For hazy and happy memories, no destination quite compares to Thailand, a place I’ve been to many times. Whether it’s sickly throat-burning âbucketsâ of Thai whiskey and red bull, slipped onto beaches on my gap year, or more recently thimble-sized gimlets overlooking the river. Chao Phraya from Bangkok, drinking has been at the heart of my experiences in the country. Many street food adventures have been accompanied by frozen pitchers of Chang beer, which I shared like water with guides while perched on fluorescent plastic stools sipping insanely hot curry noodles.
Now Thailand is finally back on the holiday menu, dropping off the red list earlier this week and announcing on Monday that it will reopen to tourists from a number of “low risk” countries, including the UK, from November 1st.

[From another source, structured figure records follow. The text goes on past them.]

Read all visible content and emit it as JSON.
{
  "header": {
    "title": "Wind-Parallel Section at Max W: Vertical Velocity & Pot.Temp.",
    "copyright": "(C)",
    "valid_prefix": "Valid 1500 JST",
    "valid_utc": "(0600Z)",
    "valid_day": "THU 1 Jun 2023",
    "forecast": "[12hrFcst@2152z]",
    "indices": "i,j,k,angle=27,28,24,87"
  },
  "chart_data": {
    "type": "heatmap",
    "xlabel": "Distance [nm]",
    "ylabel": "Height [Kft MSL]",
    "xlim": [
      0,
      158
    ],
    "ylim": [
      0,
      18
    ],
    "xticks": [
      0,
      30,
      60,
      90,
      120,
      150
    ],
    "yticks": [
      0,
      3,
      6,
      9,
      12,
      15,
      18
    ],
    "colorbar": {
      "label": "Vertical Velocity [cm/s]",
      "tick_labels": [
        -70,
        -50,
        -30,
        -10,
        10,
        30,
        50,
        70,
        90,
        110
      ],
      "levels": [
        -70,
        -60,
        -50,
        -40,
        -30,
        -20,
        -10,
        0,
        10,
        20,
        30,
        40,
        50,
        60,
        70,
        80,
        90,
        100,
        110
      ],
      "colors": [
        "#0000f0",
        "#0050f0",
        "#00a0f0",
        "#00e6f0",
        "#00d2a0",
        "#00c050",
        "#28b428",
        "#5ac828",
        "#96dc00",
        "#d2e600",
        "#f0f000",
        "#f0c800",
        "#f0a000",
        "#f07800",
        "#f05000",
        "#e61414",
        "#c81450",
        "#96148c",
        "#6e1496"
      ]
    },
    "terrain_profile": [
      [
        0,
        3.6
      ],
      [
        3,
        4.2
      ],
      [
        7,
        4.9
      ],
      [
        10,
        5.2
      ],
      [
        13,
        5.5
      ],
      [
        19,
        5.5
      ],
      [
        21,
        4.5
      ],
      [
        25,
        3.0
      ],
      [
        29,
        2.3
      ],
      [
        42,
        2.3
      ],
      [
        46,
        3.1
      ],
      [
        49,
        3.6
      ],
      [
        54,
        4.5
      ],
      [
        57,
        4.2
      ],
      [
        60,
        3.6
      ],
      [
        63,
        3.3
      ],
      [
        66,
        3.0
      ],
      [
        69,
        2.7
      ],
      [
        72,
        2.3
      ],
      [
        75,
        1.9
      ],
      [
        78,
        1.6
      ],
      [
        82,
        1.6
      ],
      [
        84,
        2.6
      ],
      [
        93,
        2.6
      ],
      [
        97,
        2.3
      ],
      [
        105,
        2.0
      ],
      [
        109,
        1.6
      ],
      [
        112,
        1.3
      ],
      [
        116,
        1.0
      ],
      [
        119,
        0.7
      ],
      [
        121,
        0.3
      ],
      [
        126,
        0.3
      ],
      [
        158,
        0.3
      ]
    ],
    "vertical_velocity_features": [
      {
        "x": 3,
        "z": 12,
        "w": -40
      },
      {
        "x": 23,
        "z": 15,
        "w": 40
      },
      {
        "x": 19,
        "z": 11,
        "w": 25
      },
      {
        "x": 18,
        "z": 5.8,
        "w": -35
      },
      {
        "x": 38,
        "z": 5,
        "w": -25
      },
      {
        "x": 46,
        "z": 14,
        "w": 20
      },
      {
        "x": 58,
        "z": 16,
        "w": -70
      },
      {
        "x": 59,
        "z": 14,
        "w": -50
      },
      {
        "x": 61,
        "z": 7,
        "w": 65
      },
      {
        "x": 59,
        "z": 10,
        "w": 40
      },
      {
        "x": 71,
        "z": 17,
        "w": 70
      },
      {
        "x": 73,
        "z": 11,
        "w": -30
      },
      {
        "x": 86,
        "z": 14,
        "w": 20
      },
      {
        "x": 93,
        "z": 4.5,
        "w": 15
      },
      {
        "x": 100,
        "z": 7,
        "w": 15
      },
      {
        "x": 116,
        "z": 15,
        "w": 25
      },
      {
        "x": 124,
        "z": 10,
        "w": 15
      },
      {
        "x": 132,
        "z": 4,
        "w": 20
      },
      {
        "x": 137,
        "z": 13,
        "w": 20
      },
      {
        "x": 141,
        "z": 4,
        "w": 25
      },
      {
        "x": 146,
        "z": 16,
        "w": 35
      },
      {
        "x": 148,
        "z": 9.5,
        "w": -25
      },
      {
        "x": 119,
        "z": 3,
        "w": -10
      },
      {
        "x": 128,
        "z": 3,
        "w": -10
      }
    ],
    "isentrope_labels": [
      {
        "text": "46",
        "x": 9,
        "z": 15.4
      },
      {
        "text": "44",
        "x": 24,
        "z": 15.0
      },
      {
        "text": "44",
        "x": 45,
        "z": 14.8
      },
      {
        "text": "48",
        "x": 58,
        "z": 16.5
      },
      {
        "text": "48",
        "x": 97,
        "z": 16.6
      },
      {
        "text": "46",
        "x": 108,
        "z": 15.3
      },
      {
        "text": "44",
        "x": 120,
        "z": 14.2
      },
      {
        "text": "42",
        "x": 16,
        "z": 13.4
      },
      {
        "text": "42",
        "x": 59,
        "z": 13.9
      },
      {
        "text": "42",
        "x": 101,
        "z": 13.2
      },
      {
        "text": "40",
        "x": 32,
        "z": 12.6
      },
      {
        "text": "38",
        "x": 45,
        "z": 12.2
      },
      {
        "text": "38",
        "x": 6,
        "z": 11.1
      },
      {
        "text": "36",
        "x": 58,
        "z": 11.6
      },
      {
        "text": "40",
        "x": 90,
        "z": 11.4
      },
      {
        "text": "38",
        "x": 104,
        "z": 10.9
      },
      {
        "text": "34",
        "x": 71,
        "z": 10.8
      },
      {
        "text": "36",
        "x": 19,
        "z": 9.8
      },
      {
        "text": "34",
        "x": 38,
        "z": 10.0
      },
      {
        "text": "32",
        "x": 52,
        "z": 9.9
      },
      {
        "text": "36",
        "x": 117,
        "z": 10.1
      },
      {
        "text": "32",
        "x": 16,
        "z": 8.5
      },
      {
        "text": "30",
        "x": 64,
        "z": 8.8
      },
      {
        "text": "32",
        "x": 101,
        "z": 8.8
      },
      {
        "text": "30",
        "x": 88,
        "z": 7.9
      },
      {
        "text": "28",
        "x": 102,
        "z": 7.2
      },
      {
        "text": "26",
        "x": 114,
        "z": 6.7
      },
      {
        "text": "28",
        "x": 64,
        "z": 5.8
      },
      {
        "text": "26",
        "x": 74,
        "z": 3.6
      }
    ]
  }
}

Previously, vacationers had only been able to enter the country through its convoluted “sandbox” system, which involves a mandatory seven-day stay in Phuket and several tests.
With most other countries in the region still firmly closed, the reopening is cause for celebration. But before you pop the champagne, read the fine print. Thailand is currently facing a major wave of Covid and still has a number of restrictions – remember? One of the more specific rules is the ban on alcohol in bars and restaurants across the country, which will be in place until at least early December. Yes, travel next month and it will be a trip to ‘Dryland’.
Everyone has their hill to stagger drunk and mine is alcohol. Traveling now means accepting various pandemic-induced inconveniences and I can deal with mask warrants, social distancing measures and frequent testing, but please just let me have my margarita.
It is not yet clear whether tourists will be able to drink in their hotels in Dubai, but I do not see this as a decent solution. I have never seen so many alcohol-soaked tourists as I did during a stay in a desert city skyscraper hotel, which is surely due to the alcohol consumption in the places , leading to a strange compound mentality and ultimately to overindulgence.
While I really don’t see how this relates to the spread of Covid, I fully understand the dangers of alcohol. My dad has been sober since the late 90s after it became clear he could never have a few drinks. And I’m not saying that he and my total growing number of friends aren’t enjoying the holidays so much. But for those of us fortunate enough to be able to drink in moderation, it’s one of life’s great pleasures, and something that can connect us to others and light up destinations.
A friend shyly admitted yesterday that he postponed his long-awaited November vacation in Thailand to February due to the alcohol ban. She felt embarrassed to admit that a sober trip wasn’t worth taking, perhaps reflecting our complicated relationship with alcohol in this country. Still, when the rules relax, I’ll be on the first plane – probably enjoying a drink mid-flight.